Eventually I stood on a rock and told a story that, if I remember correctly, kept my audience hanging on my every word.

Then, I slipped and fell. My right ring finger bravely took the brunt of the fall on behalf of the rest of my body.

I’ve fractured and jammed enough fingers in my lifetime to know that I probably did something to it at that point. I know how to treat it, so I began taking care of it without the use of a doctor. If only I knew the hassle it would become from people wanting me to have my finger examined.

My lovely girlfriend came to visit me the weekend after the incident occurred. My amateur wrap using a popsicle stick had gotten wet, and I wanted to change it.

“Did the doctor say you could unwrap it?” she asked.

“I never went to the doctor,” I said with a hint of disgust in my voice. Because why would I go to the doctor? I know how to take care of it.

My girlfriend indicated I should probably go to the doctor. Work wasn’t any better because I kept being asked about getting it checked.

I think it’s important to point out that only women bugged me about this. For whatever reason over the years, not going to the doctor has been deemed a masculine issue.

I refuse to be stereotyped unjustly, so I did some research. Apparently, embedded in the Y chromosome is Helpmenotosis, commonly known as I Can Do It.

I Can Do It makes men three times more likely than women to avoid seeking help. I Can Do It sometimes causes a man to blurt out “I Can Do It” in varying tones. Not every man’s I Can Do It occurs with the same intensity level nor over the same subjects.

My I Can Do It burden is not going to the doctor. It’s not that I don’t care about my health. I just don’t like paying for something I can determine myself, which is really the heart of I Can Do It.

A common I Can Do It example is a man attempting to fix something on his own. I Can Do It takes over when the situation reminds the man of the thing that happened that one time that he fixed. Why pay somebody to fix it now?

Tuesday came around, and I still hadn’t gone to a doctor. I did upgrade my popsicle splint to a fancy metal splint I bought at the store.

Despite showing an ability to pick out a good splint, I kept being badgered about my finger. I guess that two weeks of being unable to fully bend my finger is too long to avoid going to the doctor for some people. Finally, I relented and promised to go to urgent care.

As I sat in the waiting room filling out paperwork, I felt the spirit of my father descend upon me to judge this life choice.

“Why are you doing this, son?” my ghost dad asked.

I found it to be especially strange because my dad’s very much alive. He’s healthy and as far as I know he’ll be around for a while.

Before it got too weird, it was time for my X-ray. After the X-ray and the basic examination stuff, the doctor came in.
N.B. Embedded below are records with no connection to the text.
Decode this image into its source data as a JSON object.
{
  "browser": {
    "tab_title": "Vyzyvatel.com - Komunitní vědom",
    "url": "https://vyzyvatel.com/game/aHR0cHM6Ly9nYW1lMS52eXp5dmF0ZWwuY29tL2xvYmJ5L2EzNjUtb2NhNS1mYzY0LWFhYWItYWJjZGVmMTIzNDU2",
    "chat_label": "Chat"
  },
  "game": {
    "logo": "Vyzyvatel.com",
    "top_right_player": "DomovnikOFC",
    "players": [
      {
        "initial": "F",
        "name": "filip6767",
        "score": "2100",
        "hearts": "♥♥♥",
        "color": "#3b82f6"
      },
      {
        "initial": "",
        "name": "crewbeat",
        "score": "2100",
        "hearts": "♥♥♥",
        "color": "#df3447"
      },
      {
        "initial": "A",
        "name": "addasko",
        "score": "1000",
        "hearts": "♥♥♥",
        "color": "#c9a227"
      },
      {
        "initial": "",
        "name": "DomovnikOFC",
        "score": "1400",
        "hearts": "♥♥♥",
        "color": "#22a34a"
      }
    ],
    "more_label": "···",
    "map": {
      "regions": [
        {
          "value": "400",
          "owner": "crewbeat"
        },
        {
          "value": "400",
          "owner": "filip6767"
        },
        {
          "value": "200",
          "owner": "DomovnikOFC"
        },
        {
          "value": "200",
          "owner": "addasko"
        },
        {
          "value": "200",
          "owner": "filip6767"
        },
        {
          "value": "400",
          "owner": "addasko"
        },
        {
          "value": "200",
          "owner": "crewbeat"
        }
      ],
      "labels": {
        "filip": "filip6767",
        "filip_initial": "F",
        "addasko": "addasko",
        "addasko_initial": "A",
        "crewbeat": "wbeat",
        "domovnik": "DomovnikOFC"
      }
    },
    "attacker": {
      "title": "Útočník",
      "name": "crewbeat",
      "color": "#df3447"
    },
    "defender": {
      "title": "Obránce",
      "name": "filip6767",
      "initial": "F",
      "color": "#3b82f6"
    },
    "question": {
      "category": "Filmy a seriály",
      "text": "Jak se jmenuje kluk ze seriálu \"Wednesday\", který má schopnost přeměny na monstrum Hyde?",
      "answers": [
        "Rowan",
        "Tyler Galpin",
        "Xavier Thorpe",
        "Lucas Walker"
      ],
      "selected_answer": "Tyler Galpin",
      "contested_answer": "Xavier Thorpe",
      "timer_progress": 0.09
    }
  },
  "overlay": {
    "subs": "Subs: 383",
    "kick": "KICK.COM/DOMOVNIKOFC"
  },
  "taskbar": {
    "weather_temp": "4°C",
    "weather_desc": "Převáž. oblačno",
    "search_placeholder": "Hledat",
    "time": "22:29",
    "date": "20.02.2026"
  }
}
I told her what happened. She told me that my finger had a fracture, and the only thing I could do was continue doing what I had already been doing.

I should have trusted my I Can Do It instincts, but I allowed myself to be led astray.

I spent $20 of my hard-earned money on a 15-minute visit to make people around me feel better. Now, I need to feel better, and the only way I can do that is to get my money back.

The main culprits behind my financial loss were my girlfriend, news editor Megan Moser, HR director Mary Phelps and city reporter Corene Brisendine. They can designate a person to pay me $20. They can split the bill.

All that matters is that this great injustice is righted.